The restoration of a historic footbridge across the River Trent has claimed a third prestigious engineering award for Amey and Staffordshire County Council.
Ferry Bridge in Burton is a historic, Grade II-listed suspension bridge that spans the River Trent. It was opened in 1889 and was paid for by local brewing magnate Michael Arthur Bass. The landmark was badly in need of attention, especially after a 2011 structural assessment identified the need for strengthening and refurbishment.
Amey worked closely with Staffordshire County Council on a programme of works that included the installation of an internal strengthening frame, a new timber deck, parapet strengthening, cleaning and repainting. The bridge’s 20 ornamental rosettes were also replaced, while the original coats of arms were reproduced and installed following fundraising by local group the Ferry Bridge Working Group.
On 20 April, the project received a Merit Award in the Highways Partnership category at the Institute of Highway Engineers Mercia Branch Awards. There was also an award for one of Amey’s engineers, Will Painter, who won Best Eng Tech Submission of the year award.
Following on from this, on 17 May the project won a Heritage Award at the Institution of Civil Engineers West Midlands Civil Engineering Awards, where judges commended Ferry Bridge for its ‘excellent research work which resulted in rejuvenating a ‘lost’ heritage for the local community and preserving it for the future’.
Staffordshire County Council and Amey also won an additional Sustainability Award for work to build Stafford western access route, a project that minimised the adverse impact on protected species and that judges said was a ‘great example of a scheme that not only considered environmental effects but had in essence been sustainability-led’.
These awards follow a previous award win in December 2016, when the Ferry Bridge refurbishment was named Midlands Counties Winner in the Footbridge category of the Institution of Structural Engineers Awards.
Amey Account Director Steve Jones said, “We are very proud of the success of the Ferry Bridge refurbishment project, which saw Amey working closely with Staffordshire County Council. We maintain 1,200 bridges in total on behalf of the council but this one is a much-loved local landmark.
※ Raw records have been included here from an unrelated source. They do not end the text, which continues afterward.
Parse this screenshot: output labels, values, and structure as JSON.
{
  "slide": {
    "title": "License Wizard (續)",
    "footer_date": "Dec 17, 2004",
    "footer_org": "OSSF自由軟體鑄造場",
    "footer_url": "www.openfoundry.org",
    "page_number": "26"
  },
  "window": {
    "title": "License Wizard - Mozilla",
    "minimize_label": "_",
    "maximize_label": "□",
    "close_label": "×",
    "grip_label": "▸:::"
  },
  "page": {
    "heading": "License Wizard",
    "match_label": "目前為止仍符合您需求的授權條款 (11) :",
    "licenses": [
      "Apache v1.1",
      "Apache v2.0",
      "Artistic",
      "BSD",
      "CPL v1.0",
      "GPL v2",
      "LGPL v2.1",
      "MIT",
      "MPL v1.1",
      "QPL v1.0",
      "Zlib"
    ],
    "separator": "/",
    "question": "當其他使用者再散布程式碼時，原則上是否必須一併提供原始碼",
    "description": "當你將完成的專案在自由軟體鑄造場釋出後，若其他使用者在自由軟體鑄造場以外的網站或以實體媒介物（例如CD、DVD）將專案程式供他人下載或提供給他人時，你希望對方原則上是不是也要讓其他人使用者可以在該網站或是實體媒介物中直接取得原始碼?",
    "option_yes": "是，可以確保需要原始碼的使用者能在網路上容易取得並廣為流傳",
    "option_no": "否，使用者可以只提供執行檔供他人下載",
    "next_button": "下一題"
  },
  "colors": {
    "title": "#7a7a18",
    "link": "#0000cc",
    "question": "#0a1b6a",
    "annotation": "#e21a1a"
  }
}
It was great to undertake this work and be recognised with these three awards.”
Staffordshire County Council’s highways leader Mark Deaville added, “We were all incredibly pleased to see the re-opening of the Ferry bridge last October following its £1.5m restoration. It’s an iconic local landmark, much loved by local people and we made the significant investment to ensure that it is protected for future generations to use and enjoy.
“This wasn’t a normal repair project as the bridge is listed. Its planning also involved a wide range of people, from community groups to our own officers and Amey so we’re pleased to see it recognised through these awards.”